Pourtant, ces dispositions n’ont jamais respecté. En tout cas, les débits de boissons existent, même aux abords de certains établissements scolaires. Et il n’est pas rare de voir dans certaines villes, des mineurs, notamment des filles, travaillant dans ces bars, maquis et les boîtes de nuit. Des endroits où l’alcool coule à flot, et où ces mineurs servent et se servent à souhait.

Il n’y a pas de chiffres récents décrivant l’ampleur du phénomène. Mais une enquête sur l’alcoolisme réalisée en 2009, par le Programme national de lutte contre le tabagisme, l’alcoolisme, la toxicomanie et les autres addictions (PNLTA) dans plusieurs régions de la Côte d’Ivoire, donne froid dans le dos. Elle révèle que 70 % des élèves consomment l’alcool et, l’âge d’initiation se situait entre 12 et 16 ans.

Malgré la loi et autres textes, la consommation de boissons alcoolisées continue d’augmenter chez les élèves. A l’évidence, il existe une tolérance qui ne dit pas son nom dans l’application de cette loi. Cette tolérance ou ce laxisme dans la protection des enfants en ce qui concerne l’alcoolisme s’explique.

Le sociologue Jean Bosson, souligne en effet, l’importance du milieu familial dans l’initiation à la consommation d’alcool chez les enfants. « Il est important de s’intéresser aux conduites de consommation d’alcool chez nos enfants », prévient l’expert en gestion de conflits, s’adressant aux parents consommateurs d’alcool. A l’en croire, la cohabitation avec des parents qui consomment l’alcool et le fait d’avoir de l’argent de poche peuvent être des facteurs favorables à la fréquentation de maquis par les enfants.

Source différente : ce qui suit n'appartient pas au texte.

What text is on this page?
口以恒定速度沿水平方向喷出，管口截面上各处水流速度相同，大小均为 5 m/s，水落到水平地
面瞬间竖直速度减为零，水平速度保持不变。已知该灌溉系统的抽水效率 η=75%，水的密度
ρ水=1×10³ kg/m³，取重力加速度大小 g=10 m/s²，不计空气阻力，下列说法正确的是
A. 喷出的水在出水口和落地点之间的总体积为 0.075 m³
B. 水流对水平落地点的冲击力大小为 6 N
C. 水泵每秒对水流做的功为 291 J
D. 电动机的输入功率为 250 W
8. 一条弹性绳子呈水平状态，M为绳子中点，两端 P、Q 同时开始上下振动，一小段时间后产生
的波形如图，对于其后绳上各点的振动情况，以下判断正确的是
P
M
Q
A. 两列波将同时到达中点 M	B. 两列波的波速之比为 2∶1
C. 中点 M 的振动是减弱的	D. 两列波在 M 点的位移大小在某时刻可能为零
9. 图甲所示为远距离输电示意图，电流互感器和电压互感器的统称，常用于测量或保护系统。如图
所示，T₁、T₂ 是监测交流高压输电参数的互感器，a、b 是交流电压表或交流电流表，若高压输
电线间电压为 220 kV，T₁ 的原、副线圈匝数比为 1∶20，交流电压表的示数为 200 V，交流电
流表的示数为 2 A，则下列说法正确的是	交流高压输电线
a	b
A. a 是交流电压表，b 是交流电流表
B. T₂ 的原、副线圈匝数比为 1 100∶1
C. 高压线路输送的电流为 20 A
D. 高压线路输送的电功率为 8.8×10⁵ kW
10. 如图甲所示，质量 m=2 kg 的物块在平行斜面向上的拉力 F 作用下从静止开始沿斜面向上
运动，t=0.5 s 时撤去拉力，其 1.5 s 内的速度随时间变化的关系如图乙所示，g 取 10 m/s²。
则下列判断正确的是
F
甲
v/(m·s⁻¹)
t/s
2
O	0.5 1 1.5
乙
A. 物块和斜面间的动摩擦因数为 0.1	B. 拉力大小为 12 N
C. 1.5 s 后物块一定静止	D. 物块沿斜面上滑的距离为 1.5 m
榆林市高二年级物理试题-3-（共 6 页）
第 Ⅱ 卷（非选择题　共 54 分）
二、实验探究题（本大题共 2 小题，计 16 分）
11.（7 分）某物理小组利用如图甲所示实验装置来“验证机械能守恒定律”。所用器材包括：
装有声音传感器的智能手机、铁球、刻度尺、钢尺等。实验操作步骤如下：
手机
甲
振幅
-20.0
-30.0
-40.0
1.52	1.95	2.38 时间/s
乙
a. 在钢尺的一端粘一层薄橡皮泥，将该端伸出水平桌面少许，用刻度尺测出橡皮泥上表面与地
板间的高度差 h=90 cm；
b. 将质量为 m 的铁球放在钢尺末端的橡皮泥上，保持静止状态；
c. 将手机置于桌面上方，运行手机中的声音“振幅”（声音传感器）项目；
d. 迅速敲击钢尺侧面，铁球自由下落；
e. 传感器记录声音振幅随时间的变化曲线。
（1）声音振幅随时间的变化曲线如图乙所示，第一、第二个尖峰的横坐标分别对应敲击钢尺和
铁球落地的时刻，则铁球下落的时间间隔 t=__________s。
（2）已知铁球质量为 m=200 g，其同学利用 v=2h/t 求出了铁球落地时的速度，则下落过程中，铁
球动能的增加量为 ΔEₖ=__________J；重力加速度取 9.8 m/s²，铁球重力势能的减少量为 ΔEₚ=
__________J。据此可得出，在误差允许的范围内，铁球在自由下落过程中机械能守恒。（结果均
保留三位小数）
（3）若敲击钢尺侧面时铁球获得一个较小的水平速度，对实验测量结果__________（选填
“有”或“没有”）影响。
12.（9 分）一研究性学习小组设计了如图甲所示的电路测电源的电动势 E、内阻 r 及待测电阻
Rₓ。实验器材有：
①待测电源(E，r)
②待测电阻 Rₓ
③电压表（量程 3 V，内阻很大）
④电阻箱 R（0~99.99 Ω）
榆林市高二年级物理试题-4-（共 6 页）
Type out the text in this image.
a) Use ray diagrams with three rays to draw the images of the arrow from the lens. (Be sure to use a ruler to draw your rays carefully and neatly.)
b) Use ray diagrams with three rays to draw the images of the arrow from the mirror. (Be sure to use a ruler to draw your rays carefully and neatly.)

« Il faut sensibiliser les parents à être plus stricte dans la surveillance de leurs enfants », conseille-t-il, non sans inviter les tenanciers de bars et maquis à refuser l’accès de leurs commerces aux enfants.

La plupart des structures et ONG impliquées dans la protection des enfants concèdent la faiblesse de leur action dans ce domaine de lutte contre l’alcoolisme des mineurs. « C’est la sensibilisation qui est plutôt mise en avant », explique Mamadou Doumbia, président du Réseau des Acteurs des Medias pour les Droits de l’Enfant-CI (RAMEDE-CI). « Nous faisons plus les dénonciations. Quand un cas nous est signalé, on a recours aux structures spécialisées, sous la tutelle de la Direction de la protection des enfants. Ce sont ces structures qui interviennent », explique Mamadou Doumbia.

Parallèlement à ces structures, des élus ont fait de la protection des enfants contre l’alcoolisme leur cheval de batail. En 2019, Assalé Tiémoko, maire de Tiassalé s’était engagé à lutter contre fléau dans sa commune. Lors d’une réunion avec les tenanciers de maquis, de bars et autres débits de boissons frelatées ou alcoolisées dans sa commune, l’édile avait prévenu de sévir contre ceux qui ne respectent pas la loi interdisant la vente de l’alcool aux mineurs. Il leur avait donné un délai de trois mois pour la sensibilisation. L’étape suivante devait être la répression. C’était une promesse de campagne de M. Assalé. « Contre vents et marées et malgré les menaces dont je suis l’objet, je tiendrai mes engagements de campagne », continue de jurer le maire de Tiassalé. En tout cas, il a instauré des sanctions pécuniaires allant de 300.000 F CFA à 1.5 million FCFA, et même la fermeture du débit de boisson et le retrait de l’autorisation d’ouvrir.

A Abengourou, c’est la police a pris les choses en main depuis que la toile s’est enflammée suite à la publication des images de ces petits garçons et filles autour d’une table garnie de bouteille de bière. La promptitude des hommes du commissaire divisionnaire Touré Inza a également été unanimement saluée. Une suite de l’enquête et la sanction exemplaire annoncée devront avertir tous ces tenanciers de bars et maquis qui n’ont d’yeux qui pour l’argent du client. Et non de la tête du client.